= Akam (poetry) =

Genre of poetry

Akam is one of two genres of Classical Tamil poetry that concerns with the subject of love, the other (puṟam) concerns the subject of war. It can also be translated as love and heroism. It is further subdivided into the five thinai. The type of love was divided into seven ranging from unrequited love to mismatched love.

== History ==
Initially an oral tradition, 400 early Akam dating to the 1st century BCE to 2nd century CE were first compiled in the third century into an anthology known as Akananuru. Each poem was in aciriyam meter consisting of 13 to 31 lines. Some of the poems were contemporary for the time, and historians have suggested the poems were written as a means of preserving the tradition in the face of rising literacy among the elite, and the simultaneous decline of power among tribal leaders.

As power shifted away from Jain and Buddhist chieftains to Hindu ones, poems began to be contextualized and appropriated, including Akam poetry, which increasingly included the names of Hindu gods and even began to cast Buddhist and Jain saints negatively, or included commentaries that recontextualized their presence.

==Themes==
=== Natural world ===
Akam poetry typically explains the background of the lovers' story around three concepts: time and place (mudal), natural setting (karu) and their actions (uri). The poems often rely on these natural settings as metaphors for the lovers' actions, blending seasonal changes, the external natural features, and interior states.
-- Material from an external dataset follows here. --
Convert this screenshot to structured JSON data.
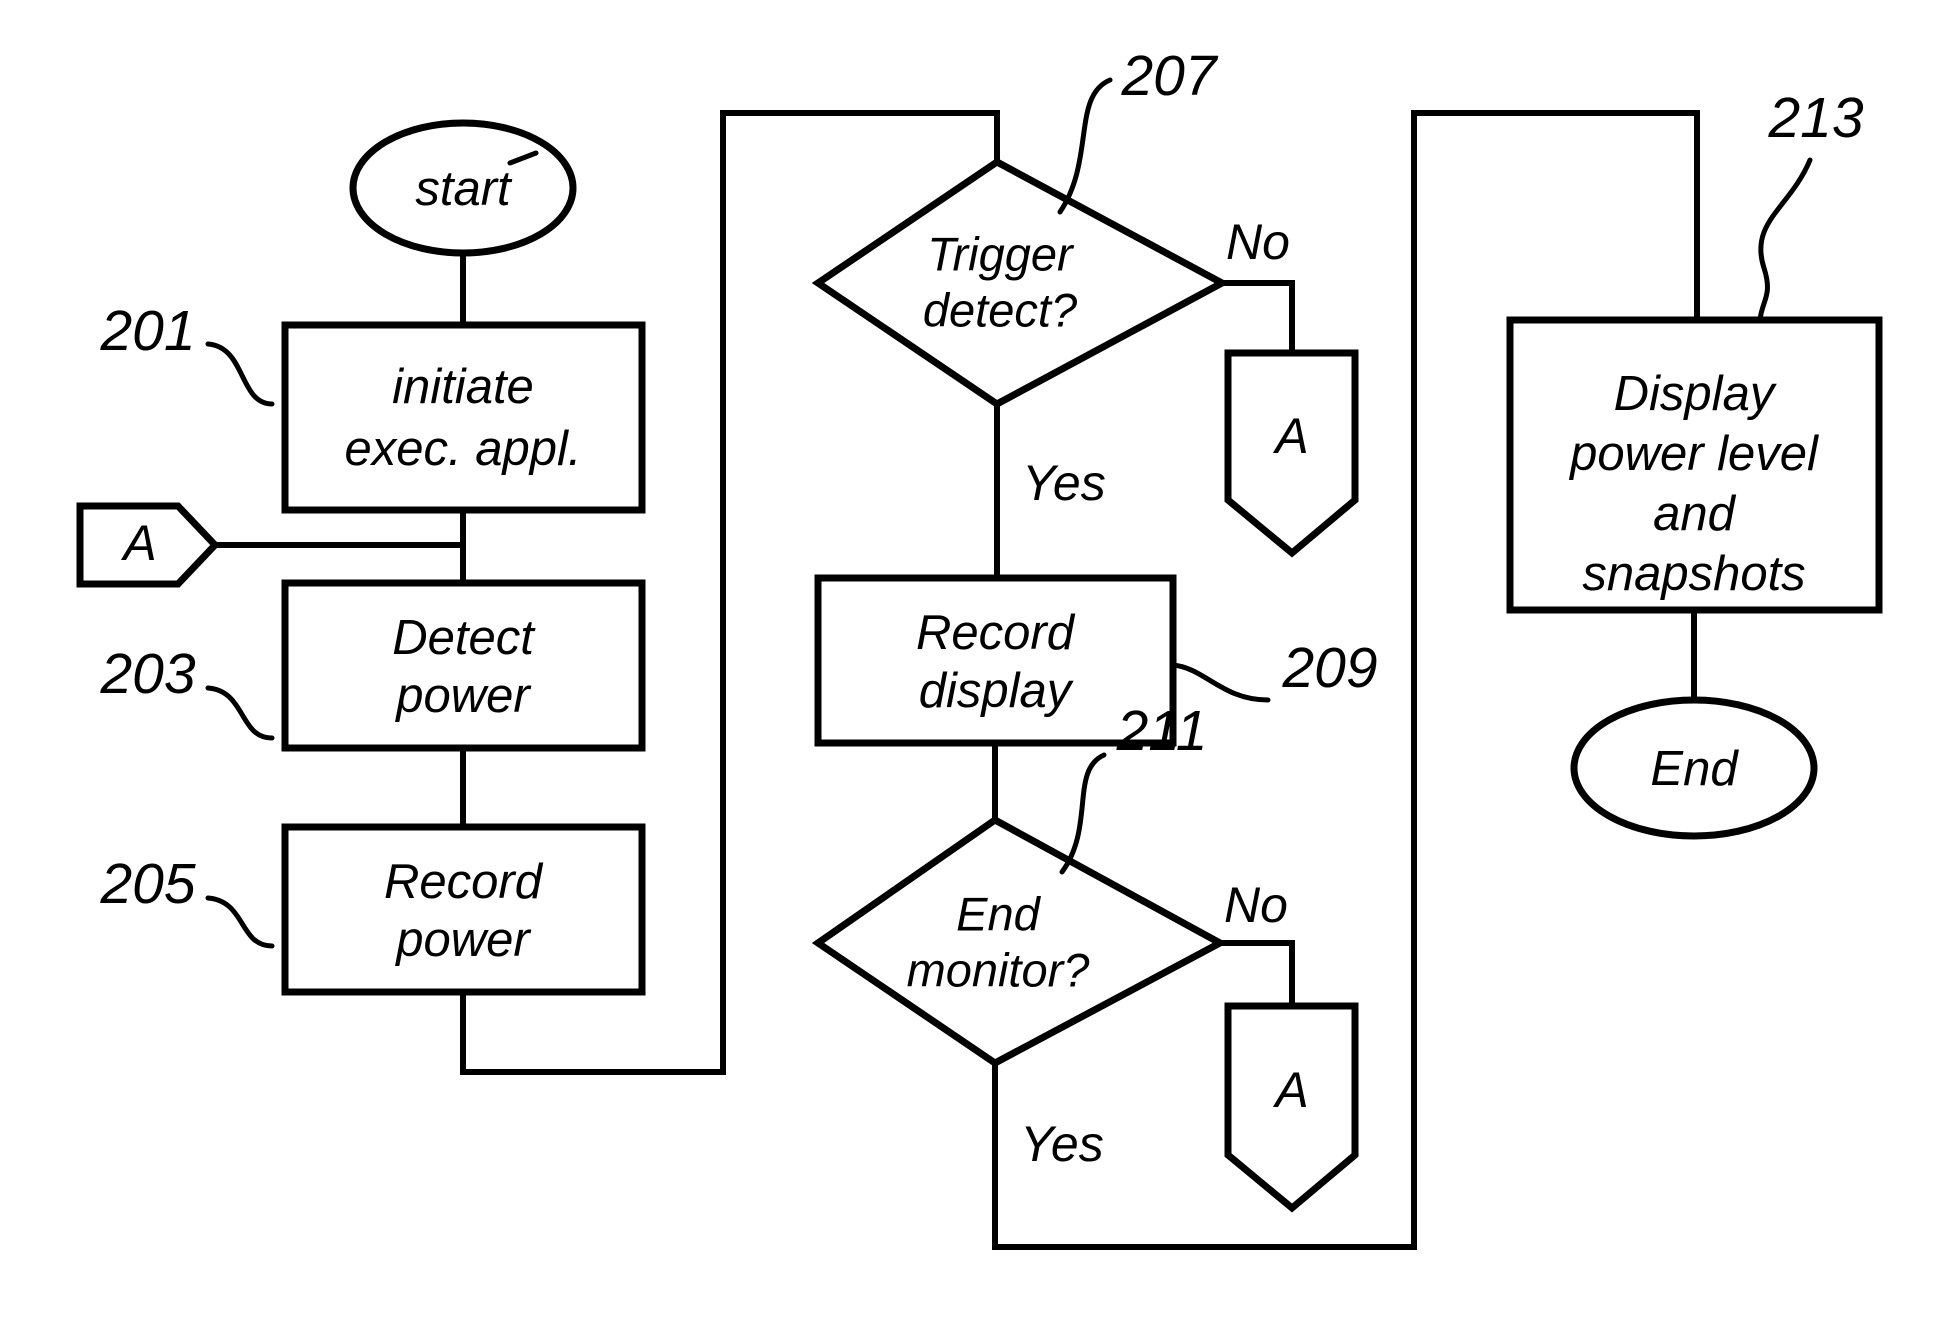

The concept of place and emotion were also connected, with poets drawing on a set of symbols from a specific regions' "gods, food, fauna, flora, music" and other local landmarks or symbols of the region. Murali has suggested that this is can be interpreted as an early poetic for the "ecosystem" concept.

| Landscape | தினை | Concept |
|---|---|---|
| kuṟiñci | குறிஞ்சி | Sexual union |
| Mullai | முல்லை | Yearning |
| marutam | மருதம் | Sulking |
| neital | நெய்தல் | Pining |
| pālai | பாலை | Separation |

=== The playmate ===
As poems concerning courtship, they often relied on an intermediary figure, "the playmate," to cultivate the relationship or serve as an early go-between amongst the woman and her suitor. Often a maid or servant of the love interest, the playmate's role grants her greater freedom of movement, which she uses to arrange trysts between lovers and to advance their relationship toward marriage.